You will see the intuition, the step-by-step method, and a clean Python implementation you can use in interviews.
Problem Statement
Design a queue that supports push and pop operations in the front, middle, and back. Implement the FrontMiddleBack class: FrontMiddleBack() Initializes the queue.
Quick Facts
- Difficulty: Medium
- Premium: No
- Tags: Design, Queue, Array, Linked List, Data Stream
Intuition
We need level-order exploration or shortest-step expansion, which maps directly to a queue.
BFS guarantees the first time you reach a node is the shortest in unweighted graphs.
Approach
Initialize the queue with starting nodes and expand outward layer by layer.
Track visited nodes to avoid cycles and redundant work.
Steps:
- Initialize a queue with start nodes.
- Pop, process, and enqueue neighbors.
- Track visited nodes.
Example
Input:
["FrontMiddleBackQueue", "pushFront", "pushBack", "pushMiddle", "pushMiddle", "popFront", "popMiddle", "popMiddle", "popBack", "popFront"]

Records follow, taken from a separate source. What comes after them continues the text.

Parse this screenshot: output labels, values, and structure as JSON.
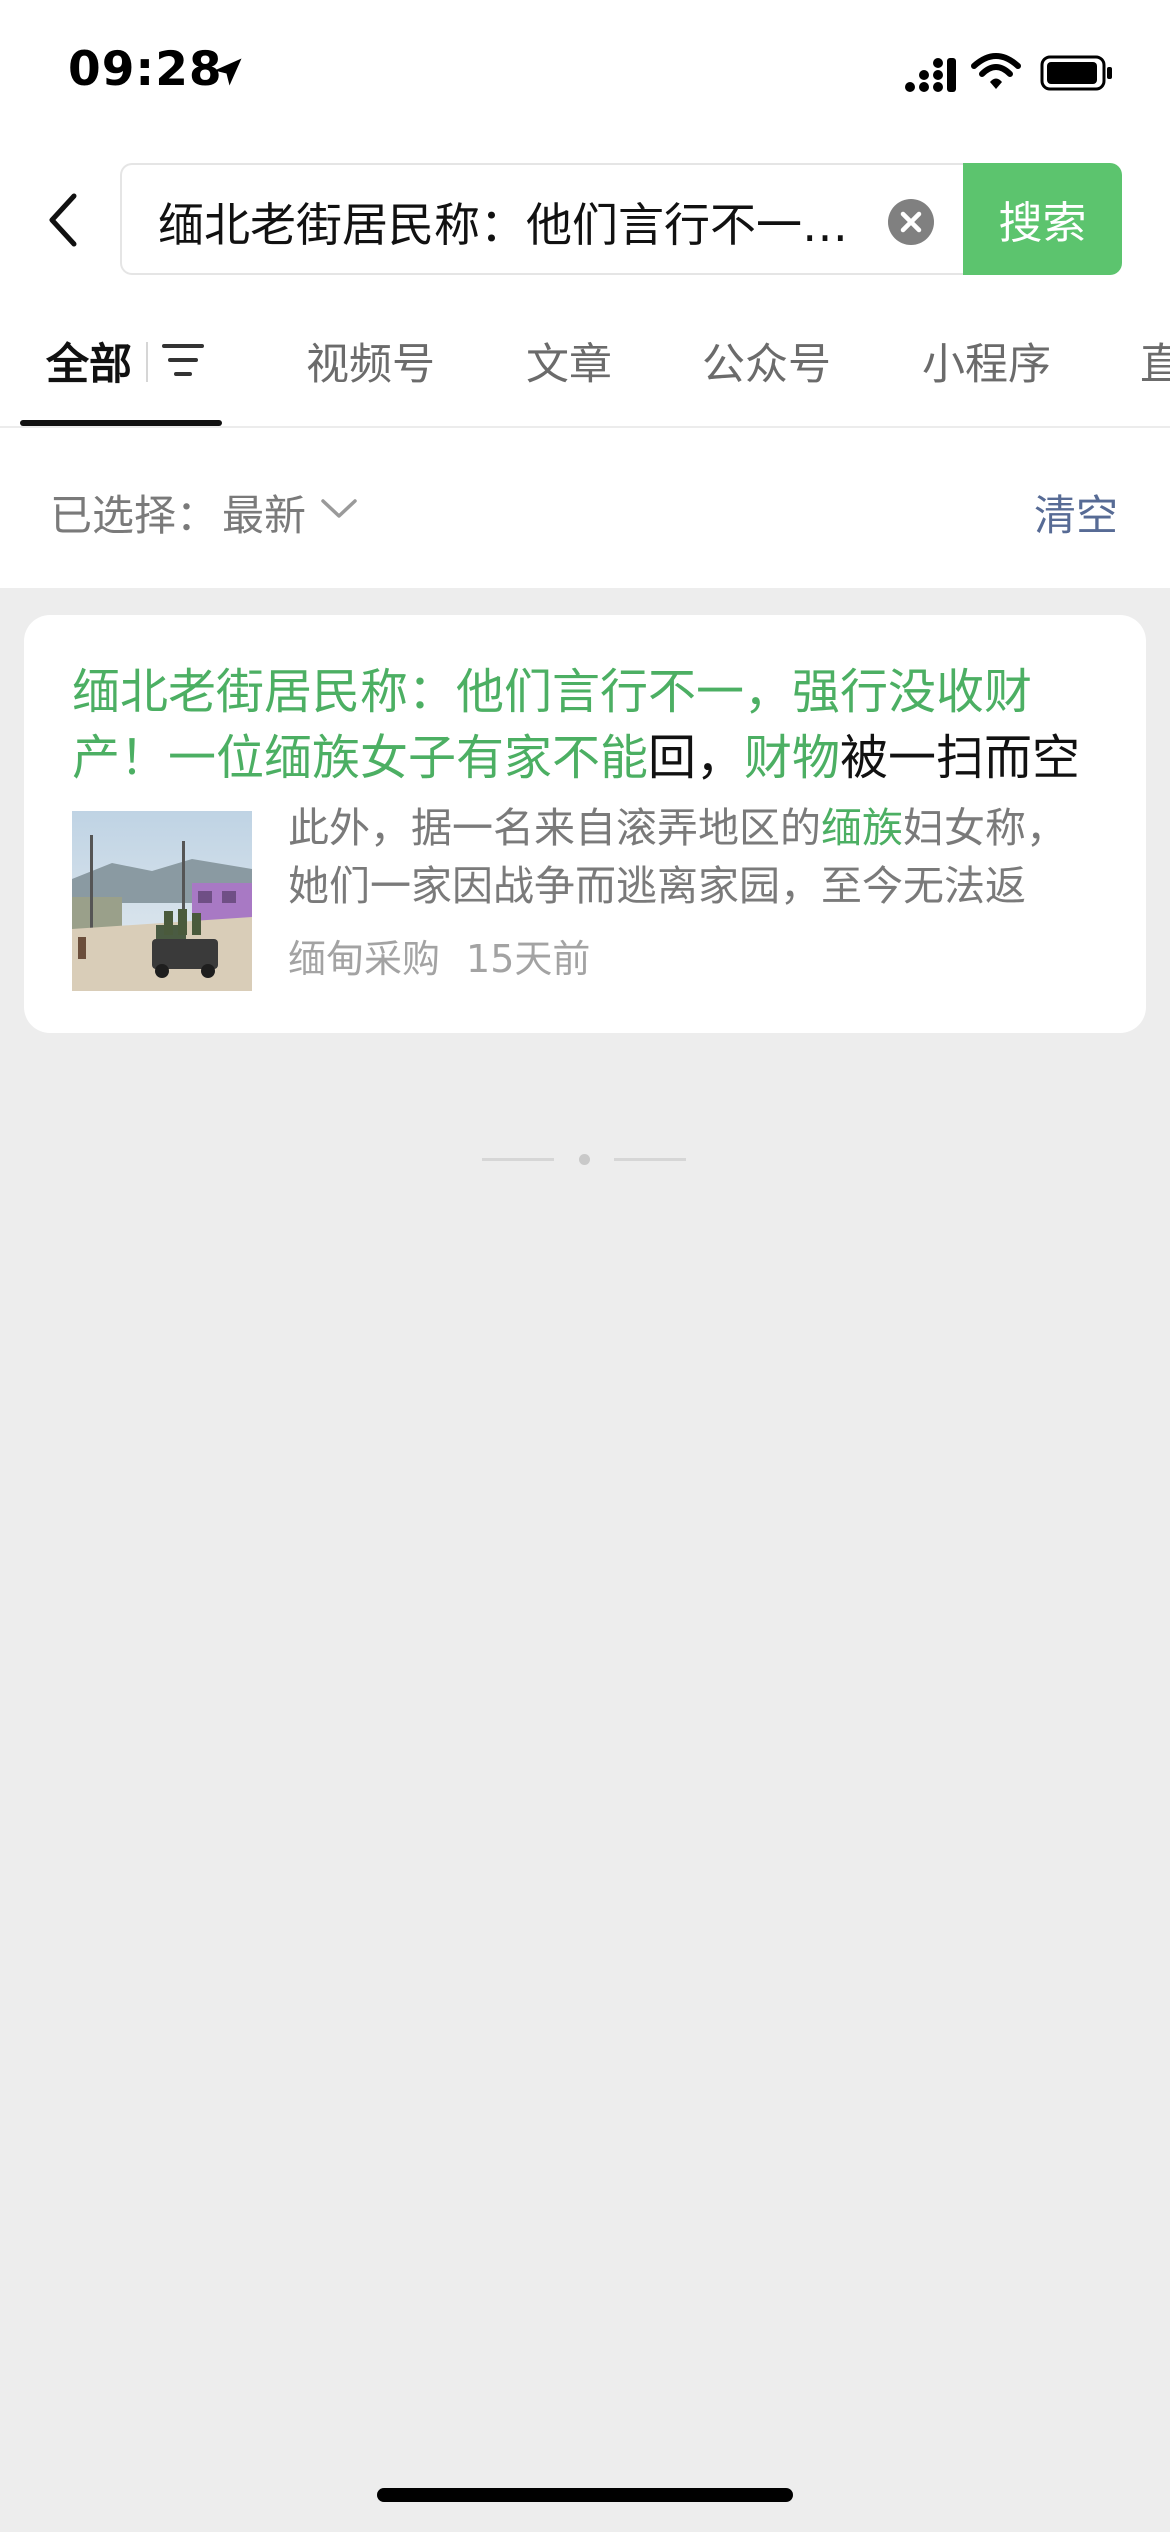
{
  "status_bar": {
    "time": "09:28"
  },
  "search": {
    "query": "缅北老街居民称：他们言行不一，强行没收财产！一位缅族女子有家不能回，财物被一扫而空",
    "button_label": "搜索"
  },
  "tabs": [
    {
      "label": "全部",
      "active": true
    },
    {
      "label": "视频号"
    },
    {
      "label": "文章"
    },
    {
      "label": "公众号"
    },
    {
      "label": "小程序"
    },
    {
      "label": "直"
    }
  ],
  "filter": {
    "label": "已选择：",
    "value": "最新",
    "clear_label": "清空"
  },
  "result": {
    "title_parts": [
      {
        "text": "缅北老街居民称：他们言行不一，强行没收财产！一位缅族女子有家不能",
        "highlight": true
      },
      {
        "text": "回，",
        "highlight": false
      },
      {
        "text": "财物",
        "highlight": true
      },
      {
        "text": "被一扫而空",
        "highlight": false
      }
    ],
    "desc_parts": [
      {
        "text": "此外，据一名来自滚弄地区的",
        "highlight": false
      },
      {
        "text": "缅族",
        "highlight": true
      },
      {
        "text": "妇女称，她们一家因战争而逃离家园，至今无法返回……",
        "highlight": false
      }
    ],
    "source": "缅甸采购",
    "time": "15天前"
  },
  "colors": {
    "accent": "#5cc46e",
    "highlight": "#4caf63",
    "link": "#576b95"
  }
}
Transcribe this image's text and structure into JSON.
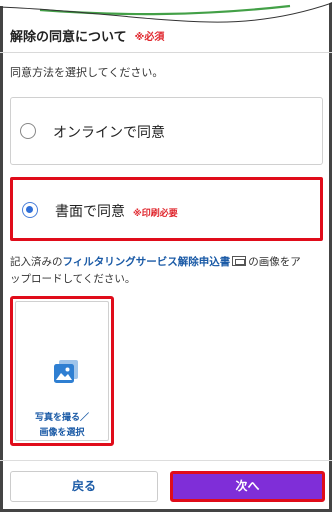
{
  "header": {
    "title": "解除の同意について",
    "required_badge": "※必須"
  },
  "instruction": "同意方法を選択してください。",
  "options": [
    {
      "label": "オンラインで同意",
      "note": "",
      "selected": false
    },
    {
      "label": "書面で同意",
      "note": "※印刷必要",
      "selected": true
    }
  ],
  "upload": {
    "prefix": "記入済みの",
    "link_label": "フィルタリングサービス解除申込書",
    "suffix": "の画像をア",
    "line2": "ップロードしてください。",
    "photo_line1": "写真を撮る／",
    "photo_line2": "画像を選択"
  },
  "footer": {
    "back_label": "戻る",
    "next_label": "次へ"
  },
  "colors": {
    "accent_purple": "#7f2ed8",
    "highlight_red": "#e00c1a",
    "link_blue": "#1a5aa6",
    "top_wave_green": "#43a047",
    "radio_blue": "#2f6fd8"
  }
}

[[], [1], [2], [3], [4], [], [], [], [], []]
Output:
[null, null, null, null, null, 1, 3, 4, 2, -1]
Explanation:
FrontMiddleBackQueue q = new FrontMiddleBackQueue();
q.pushFront(1); // [1]
q.pushBack(2); // [1, 2]
q.pushMiddle(3); // [1, 3, 2]
q.pushMiddle(4); // [1, 4, 3, 2]
q.popFront(); // return 1 -> [4, 3, 2]
q.popMiddle(); // return 3 -> [4, 2]
q.popMiddle(); // return 4 -> [2]
q.popBack(); // return 2 -> []
q.popFront(); // return -1 -> [] (The queue is empty)
Python Solution
class FrontMiddleBackQueue:
def __init__(self):
self.q1 = deque()
self.q2 = deque()
def pushFront(self, val: int) -> None:
self.q1.appendleft(val)
self.rebalance()
def pushMiddle(self, val: int) -> None:
self.q1.append(val)
self.rebalance()
def pushBack(self, val: int) -> None:
self.q2.append(val)
self.rebalance()
def popFront(self) -> int:
if not self.q1 and not self.q2:
return -1
if self.q1:
val = self.q1.popleft()
else:
val = self.q2.popleft()
self.rebalance()
return val
def popMiddle(self) -> int:
if not self.q1 and not self.q2:
return -1
if len(self.q1) == len(self.q2):
val = self.q1.pop()
else:
val = self.q2.popleft()
self.rebalance()
return val
def popBack(self) -> int:
if not self.q2:
return -1
val = self.q2.pop()
self.rebalance()
return val
def rebalance(self):
if len(self.q1) > len(self.q2):
self.q2.appendleft(self.q1.pop())
if len(self.q2) > len(self.q1) + 1:
self.q1.append(self.q2.popleft())
# Your FrontMiddleBackQueue object will be instantiated and called as such:
# obj = FrontMiddleBackQueue()
# obj.pushFront(val)
# obj.pushMiddle(val)
# obj.pushBack(val)
# param_4 = obj.popFront()
# param_5 = obj.popMiddle()
# param_6 = obj.popBack()
Complexity
The time complexity is O(V+E). The space complexity is , where is the number of elements in the queue.
Edge Cases and Pitfalls
Watch for boundary values, empty inputs, and duplicate values where applicable. If the problem involves ordering or constraints, confirm the invariant is preserved at every step.
Summary
This Python solution focuses on the essential structure of the problem and keeps the implementation interview-friendly while meeting the constraints.